The CHLA letter explained that the FHA should end its life of loan premium policy because it overcharges FHA borrowers, resulting in many borrowers refinancing out of the FHA program.

According to the trade group, since the life of loan policy went into effect in 2013, FHA’s retention of refinanced loans has plummeted. FHA’s retention rate of refinanced loans was over 50% when life of loan began and is now below 14%, the letter said.

The letter also said that FHA’s net worth is at record levels of over 8%, more than four times its statutory requirement and that FHA’s mission to rebuild its fund has “long been accomplished.”

Only by cutting premiums will the administration be able to carry out its objectives of improving racial equity and increasing homeownership, the trade group said.

The last premium reduction took place in 2015, when the Obama administration, buoyed by an improving economy, slashed the premiums from 1.35% to .85%.

The CHLA said that the premium reduction seven years ago was a “huge success” and that home purchases grew by 27% the year after premiums were cut.

But not everyone is on board.

The U.S. Mortgage Insurers, a trade group that represents mortgage insurance companies, published a statement on their website Wednesday calling for the FHA to do the opposite.

“The FHA should not reduce its mortgage insurance premiums at this time,” the USMI wrote in bold letters on its website.

The USMI said that lowering premiums will have negative consequences of further increasing demand with minimal housing supply. The trade group also said that there is too much economic uncertainty.

The conversation about premiums comes to a head following Julia Gordon’s confirmation to run the FHA last week. Industry stakeholders and fair housing advocates have predicted that after an FHA commissioner is confirmed, the HUD will move to cut premiums.

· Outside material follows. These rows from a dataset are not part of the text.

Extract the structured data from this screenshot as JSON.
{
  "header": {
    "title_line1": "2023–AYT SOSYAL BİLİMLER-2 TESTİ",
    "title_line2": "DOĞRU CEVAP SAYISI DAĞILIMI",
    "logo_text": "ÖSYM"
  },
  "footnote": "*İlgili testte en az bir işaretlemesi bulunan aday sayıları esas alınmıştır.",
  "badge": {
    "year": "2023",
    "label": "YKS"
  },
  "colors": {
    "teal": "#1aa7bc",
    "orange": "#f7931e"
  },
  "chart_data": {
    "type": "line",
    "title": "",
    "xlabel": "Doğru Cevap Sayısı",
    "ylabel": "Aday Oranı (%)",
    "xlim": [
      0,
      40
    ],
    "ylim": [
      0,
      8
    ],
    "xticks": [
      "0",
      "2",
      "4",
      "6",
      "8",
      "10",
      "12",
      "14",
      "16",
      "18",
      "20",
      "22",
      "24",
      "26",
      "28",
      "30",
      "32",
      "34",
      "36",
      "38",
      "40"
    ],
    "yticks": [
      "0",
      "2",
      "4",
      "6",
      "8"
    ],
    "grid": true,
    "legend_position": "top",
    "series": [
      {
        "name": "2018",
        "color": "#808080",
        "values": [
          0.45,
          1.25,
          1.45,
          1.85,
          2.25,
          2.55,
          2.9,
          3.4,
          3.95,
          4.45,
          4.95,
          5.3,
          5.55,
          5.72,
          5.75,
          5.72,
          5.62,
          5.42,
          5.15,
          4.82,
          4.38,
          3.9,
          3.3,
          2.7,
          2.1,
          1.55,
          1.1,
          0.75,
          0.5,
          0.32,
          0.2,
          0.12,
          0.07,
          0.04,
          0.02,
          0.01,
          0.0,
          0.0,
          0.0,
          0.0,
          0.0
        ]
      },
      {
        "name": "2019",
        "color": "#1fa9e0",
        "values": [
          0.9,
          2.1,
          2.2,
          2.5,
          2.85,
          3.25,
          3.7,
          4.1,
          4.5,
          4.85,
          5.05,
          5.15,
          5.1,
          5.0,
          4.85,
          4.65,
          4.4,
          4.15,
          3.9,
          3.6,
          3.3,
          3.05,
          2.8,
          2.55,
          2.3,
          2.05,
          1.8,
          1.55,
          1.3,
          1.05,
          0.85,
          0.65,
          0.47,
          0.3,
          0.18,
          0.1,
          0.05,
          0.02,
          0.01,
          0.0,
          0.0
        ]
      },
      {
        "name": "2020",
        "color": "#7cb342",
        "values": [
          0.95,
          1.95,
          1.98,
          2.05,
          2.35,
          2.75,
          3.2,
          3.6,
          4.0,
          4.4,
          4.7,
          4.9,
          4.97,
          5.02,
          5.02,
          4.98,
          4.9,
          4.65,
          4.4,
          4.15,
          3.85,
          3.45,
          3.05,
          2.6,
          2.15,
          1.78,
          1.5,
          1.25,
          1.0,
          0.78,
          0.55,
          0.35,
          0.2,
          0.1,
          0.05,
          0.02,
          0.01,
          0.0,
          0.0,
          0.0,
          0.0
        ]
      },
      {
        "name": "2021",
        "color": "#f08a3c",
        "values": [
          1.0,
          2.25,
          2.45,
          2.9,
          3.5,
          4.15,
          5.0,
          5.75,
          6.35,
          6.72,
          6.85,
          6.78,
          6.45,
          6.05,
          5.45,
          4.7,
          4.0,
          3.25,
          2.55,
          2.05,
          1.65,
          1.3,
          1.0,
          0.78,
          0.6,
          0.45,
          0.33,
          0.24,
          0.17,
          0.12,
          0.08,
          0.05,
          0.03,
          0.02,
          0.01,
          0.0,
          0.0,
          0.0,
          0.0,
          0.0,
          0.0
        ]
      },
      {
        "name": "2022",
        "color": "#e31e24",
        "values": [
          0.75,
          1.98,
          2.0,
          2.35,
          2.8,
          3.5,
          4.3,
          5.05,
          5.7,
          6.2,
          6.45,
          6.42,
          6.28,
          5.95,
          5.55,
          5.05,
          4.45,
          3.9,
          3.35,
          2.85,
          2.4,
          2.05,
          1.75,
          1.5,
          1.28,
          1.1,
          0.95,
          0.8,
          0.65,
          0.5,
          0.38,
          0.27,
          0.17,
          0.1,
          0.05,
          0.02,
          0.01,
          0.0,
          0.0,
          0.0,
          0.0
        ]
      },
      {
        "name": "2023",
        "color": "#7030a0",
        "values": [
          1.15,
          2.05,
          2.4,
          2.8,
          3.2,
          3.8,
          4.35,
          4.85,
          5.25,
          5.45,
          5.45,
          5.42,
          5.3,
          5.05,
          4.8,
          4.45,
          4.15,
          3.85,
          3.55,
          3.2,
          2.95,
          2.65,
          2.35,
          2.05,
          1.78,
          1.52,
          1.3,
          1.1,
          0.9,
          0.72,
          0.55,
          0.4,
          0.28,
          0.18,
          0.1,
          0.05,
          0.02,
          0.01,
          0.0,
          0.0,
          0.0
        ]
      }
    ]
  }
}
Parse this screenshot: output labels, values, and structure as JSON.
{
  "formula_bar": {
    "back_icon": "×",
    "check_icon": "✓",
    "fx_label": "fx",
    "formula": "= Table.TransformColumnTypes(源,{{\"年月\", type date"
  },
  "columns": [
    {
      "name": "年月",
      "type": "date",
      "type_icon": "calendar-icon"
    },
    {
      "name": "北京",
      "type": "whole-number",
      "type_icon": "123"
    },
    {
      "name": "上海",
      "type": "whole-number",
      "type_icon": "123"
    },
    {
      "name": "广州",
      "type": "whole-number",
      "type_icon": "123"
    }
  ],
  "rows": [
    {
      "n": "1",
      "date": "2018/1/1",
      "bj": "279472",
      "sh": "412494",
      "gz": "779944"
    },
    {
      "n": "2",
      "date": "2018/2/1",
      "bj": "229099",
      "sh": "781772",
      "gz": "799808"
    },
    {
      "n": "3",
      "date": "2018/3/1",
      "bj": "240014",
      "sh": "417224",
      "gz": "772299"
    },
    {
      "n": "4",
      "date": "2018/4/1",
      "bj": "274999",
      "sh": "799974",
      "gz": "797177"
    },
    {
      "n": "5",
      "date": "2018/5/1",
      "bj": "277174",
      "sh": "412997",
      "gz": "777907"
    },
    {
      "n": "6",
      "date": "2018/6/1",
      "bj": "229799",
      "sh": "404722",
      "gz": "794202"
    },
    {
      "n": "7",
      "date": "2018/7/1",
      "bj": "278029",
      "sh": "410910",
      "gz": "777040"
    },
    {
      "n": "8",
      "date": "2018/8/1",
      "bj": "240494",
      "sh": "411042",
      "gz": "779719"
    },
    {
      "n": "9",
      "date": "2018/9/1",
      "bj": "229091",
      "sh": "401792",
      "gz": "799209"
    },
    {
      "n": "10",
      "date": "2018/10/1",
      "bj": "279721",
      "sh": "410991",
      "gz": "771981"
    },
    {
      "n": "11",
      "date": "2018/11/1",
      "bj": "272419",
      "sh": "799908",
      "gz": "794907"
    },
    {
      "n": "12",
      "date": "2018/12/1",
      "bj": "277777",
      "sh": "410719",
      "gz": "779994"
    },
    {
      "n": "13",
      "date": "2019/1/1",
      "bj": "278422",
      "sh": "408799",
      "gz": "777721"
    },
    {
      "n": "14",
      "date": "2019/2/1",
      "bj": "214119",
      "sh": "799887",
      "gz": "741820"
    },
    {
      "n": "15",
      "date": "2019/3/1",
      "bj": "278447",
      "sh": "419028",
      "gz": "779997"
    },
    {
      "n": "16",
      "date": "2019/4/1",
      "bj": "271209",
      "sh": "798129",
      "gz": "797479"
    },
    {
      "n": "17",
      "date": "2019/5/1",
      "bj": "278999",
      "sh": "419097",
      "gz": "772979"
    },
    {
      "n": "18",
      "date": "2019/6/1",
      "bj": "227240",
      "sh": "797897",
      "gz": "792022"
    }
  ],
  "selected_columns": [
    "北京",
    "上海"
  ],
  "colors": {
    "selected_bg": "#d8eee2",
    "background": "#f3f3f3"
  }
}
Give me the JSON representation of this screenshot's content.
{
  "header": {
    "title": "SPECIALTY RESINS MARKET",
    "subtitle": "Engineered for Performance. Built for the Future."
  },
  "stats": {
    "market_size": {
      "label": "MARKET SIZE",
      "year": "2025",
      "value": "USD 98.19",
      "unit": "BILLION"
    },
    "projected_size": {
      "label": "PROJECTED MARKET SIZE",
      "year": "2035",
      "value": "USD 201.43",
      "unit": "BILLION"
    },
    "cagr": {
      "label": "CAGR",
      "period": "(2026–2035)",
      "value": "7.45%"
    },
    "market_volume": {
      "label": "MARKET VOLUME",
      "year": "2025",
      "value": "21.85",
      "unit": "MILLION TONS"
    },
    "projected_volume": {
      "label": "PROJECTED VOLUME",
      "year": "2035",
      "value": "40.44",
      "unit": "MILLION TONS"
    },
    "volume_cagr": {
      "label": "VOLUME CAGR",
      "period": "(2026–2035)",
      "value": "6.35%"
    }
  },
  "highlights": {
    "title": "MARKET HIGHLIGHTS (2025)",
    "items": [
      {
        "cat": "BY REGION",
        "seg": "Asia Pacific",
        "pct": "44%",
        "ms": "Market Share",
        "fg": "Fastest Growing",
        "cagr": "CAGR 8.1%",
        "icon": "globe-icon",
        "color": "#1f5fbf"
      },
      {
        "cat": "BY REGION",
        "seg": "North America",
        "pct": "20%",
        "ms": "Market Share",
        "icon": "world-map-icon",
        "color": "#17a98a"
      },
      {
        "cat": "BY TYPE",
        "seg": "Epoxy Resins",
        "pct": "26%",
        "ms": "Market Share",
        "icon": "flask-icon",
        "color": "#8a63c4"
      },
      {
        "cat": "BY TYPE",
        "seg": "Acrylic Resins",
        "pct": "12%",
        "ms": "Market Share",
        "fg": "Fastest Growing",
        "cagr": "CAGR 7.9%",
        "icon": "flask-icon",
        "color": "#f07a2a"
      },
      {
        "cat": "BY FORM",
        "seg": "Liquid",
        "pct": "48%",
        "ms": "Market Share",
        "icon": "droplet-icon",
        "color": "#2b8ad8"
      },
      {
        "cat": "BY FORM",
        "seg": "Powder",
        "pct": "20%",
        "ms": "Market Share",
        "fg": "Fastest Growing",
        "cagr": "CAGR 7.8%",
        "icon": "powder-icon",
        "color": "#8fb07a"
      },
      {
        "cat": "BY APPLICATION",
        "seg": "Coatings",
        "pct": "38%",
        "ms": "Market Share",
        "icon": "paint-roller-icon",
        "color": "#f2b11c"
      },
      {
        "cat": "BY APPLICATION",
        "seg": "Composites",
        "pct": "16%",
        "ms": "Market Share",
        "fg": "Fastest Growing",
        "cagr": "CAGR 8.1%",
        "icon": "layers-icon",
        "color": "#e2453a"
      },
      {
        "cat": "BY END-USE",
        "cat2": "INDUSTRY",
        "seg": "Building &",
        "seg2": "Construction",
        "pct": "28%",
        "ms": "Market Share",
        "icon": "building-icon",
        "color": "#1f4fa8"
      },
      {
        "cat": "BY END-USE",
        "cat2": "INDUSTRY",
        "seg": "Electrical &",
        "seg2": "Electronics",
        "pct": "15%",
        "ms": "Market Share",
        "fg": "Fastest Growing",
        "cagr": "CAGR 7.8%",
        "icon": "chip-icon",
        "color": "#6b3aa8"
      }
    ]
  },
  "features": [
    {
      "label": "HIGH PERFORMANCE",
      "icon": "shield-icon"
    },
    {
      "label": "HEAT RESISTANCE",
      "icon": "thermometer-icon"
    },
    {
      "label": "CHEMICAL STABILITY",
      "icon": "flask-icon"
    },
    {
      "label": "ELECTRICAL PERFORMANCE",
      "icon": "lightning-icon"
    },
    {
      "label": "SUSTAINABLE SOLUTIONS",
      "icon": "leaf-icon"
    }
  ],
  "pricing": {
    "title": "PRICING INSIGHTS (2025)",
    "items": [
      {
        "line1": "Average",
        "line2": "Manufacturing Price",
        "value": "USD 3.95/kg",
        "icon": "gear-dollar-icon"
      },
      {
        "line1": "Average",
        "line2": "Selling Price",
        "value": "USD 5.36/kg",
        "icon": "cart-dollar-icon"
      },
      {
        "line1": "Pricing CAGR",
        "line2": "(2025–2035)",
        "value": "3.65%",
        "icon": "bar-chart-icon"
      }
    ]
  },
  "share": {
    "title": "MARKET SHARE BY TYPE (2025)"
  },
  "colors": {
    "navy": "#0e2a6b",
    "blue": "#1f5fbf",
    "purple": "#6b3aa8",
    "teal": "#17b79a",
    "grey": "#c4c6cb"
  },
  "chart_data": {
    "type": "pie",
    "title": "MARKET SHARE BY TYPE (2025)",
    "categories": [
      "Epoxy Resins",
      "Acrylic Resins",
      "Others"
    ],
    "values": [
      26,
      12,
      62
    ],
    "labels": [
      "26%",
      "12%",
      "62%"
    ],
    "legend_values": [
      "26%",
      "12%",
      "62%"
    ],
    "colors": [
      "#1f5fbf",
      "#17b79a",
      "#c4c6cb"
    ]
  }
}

Gordon has supported a premium reduction in the past.

In 2015, Gordon, at the time a senior director at the liberal think tank Center for American Progress, testified before the Subcommittee on Housing and Insurance where she said that the cut in mortgage premiums implemented by the Obama administration would “help [ensure] that FHA continues to be available to the underserved borrowers that most need it.”

She said during her testimony that this “recalibration” would help to spur a steady supply of first-time homebuyers who could then become move-up homebuyers.